About logotherapy
Logotherapy was founded by Viktor E. Frankl (1905-1997), a world-renowned Viennese neurologist and psychiatrist.
It is also called the “third Viennese school of psychotherapy” (after Freud and Adler).
Logotherapy is a short-term therapy directed towards concrete actions.
The work of Viktor E. Frankl rests on two basic foundations:
I. foundation is meaning. At the heart of logotherapy is the realization that man, by his nature, is oriented toward meaning and values. A person must have goals in life that he tries to achieve, with which he grows and becomes more mature. It is, therefore, about each of us having to discover the strengths and capabilities we possess and use them meaningfully, even in adverse circumstances.
II. the foundation is the spiritual dimension which, according to Frankl, is the decisive human dimension. It stands in opposition to the somatic (body), the psychic (mind) dimension, it can shape things, it can adapt, it can distance itself. It allows us not to accept everything, not to allow ourselves everything, both from others and from ourselves.
The fate that befalls is represented by Frankl as the ground on which we move. How we do it, what attitude we choose towards it, depends on us. In this respect man is, as a spiritual being, free.
Explaining the logotherapeutic work, the writer and logotherapist Univ.-Prof.h.c. Dr. phil.habil. Elisabeth Lukas, criticizes “modern psychological workshops” that have turned into “psychotherapy without spirit” and therefore lost on humanity. She stands up for a “happy symbiosis of science and humanity” to justify the trust of the suffering man. Because “… it is the one who suffers who seeks comfort and on whom the goodness of psychotherapy is tested. And where help can no longer be provided, comfort should be given. Where there is no consolation, any psychotherapy loses its value.

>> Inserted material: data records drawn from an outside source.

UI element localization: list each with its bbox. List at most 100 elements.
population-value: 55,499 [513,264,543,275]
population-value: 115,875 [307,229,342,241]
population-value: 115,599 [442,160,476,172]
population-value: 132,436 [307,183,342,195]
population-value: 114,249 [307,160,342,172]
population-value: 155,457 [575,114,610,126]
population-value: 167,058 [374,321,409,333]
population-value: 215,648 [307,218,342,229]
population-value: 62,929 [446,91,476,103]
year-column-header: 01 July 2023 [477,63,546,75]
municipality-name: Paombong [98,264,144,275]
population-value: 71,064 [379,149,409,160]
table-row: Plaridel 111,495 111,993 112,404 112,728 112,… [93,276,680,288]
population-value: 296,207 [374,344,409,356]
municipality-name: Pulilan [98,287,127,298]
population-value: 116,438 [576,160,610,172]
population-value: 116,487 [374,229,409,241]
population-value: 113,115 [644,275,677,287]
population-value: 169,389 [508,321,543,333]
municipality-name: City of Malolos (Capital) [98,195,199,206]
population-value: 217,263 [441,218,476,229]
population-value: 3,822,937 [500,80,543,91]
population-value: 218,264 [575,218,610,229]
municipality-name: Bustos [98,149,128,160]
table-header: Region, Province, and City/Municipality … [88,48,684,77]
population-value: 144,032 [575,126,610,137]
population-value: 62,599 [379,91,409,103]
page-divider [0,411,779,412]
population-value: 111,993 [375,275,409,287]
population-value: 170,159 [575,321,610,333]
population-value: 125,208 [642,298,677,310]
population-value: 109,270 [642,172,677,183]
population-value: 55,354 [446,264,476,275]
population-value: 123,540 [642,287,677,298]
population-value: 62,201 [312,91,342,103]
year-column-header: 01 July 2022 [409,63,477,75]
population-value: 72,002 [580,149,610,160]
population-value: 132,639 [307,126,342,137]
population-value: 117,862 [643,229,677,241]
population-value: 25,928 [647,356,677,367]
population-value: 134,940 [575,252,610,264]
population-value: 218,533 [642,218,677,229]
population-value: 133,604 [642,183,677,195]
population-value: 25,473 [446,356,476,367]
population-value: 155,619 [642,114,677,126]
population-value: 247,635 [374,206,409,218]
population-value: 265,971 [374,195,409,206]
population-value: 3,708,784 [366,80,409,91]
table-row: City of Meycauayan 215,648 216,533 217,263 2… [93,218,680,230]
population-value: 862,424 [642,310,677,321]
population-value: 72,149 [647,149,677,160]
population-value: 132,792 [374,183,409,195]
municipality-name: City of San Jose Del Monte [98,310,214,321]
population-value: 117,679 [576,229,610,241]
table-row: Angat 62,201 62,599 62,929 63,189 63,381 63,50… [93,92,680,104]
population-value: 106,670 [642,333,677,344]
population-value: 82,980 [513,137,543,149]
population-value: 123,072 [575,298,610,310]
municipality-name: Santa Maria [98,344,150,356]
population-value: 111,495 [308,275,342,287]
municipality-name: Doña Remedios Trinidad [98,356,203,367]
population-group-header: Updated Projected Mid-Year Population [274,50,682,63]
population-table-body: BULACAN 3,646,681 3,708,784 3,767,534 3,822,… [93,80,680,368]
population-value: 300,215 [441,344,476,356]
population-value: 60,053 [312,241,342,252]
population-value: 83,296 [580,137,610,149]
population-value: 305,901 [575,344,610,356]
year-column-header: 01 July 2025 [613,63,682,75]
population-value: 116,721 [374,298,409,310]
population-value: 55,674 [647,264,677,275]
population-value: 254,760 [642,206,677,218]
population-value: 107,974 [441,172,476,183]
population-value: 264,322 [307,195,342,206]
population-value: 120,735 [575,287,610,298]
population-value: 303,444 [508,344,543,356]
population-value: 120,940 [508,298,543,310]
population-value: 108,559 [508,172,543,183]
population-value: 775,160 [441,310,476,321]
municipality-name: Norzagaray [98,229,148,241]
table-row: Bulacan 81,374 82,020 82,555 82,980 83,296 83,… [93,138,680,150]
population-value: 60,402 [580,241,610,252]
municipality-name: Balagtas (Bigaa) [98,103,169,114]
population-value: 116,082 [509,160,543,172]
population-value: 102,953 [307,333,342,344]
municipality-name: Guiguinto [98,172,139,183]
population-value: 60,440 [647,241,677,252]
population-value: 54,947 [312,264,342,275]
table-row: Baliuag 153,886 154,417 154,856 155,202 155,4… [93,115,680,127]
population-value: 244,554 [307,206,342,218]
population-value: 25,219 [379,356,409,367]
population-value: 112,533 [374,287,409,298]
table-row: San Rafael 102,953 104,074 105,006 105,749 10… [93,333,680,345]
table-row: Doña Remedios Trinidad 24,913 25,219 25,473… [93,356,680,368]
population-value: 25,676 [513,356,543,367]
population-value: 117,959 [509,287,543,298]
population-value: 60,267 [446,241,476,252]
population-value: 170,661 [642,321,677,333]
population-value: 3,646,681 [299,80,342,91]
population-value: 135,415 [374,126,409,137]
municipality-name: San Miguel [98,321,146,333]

Lukas explains the task of logotherapy is “to provide comfort and give the best possible advice”, and that it addresses “the suffering man to whom it wants to announce that suffering is not meaningless”. Lukas also states that many “psychotherapy schools try to reduce a person to several formulas, and logotherapy tries to apply all its formulas to the whole person.”
Due to such a reduction of man, modern psychology has lost its spiritual dimension and has become “psychology without compassion”. The modern psychologist, in fact, “knows his craft, but his compassion is unknown.” Compassion is unhealthy only when the patient feels it for himself and persists in it. Logotherapist should be there to help him get out of unhappy self-pity. For, “The true heroes of life are not the triumphant victors, but the defeated who find a ray of hope.”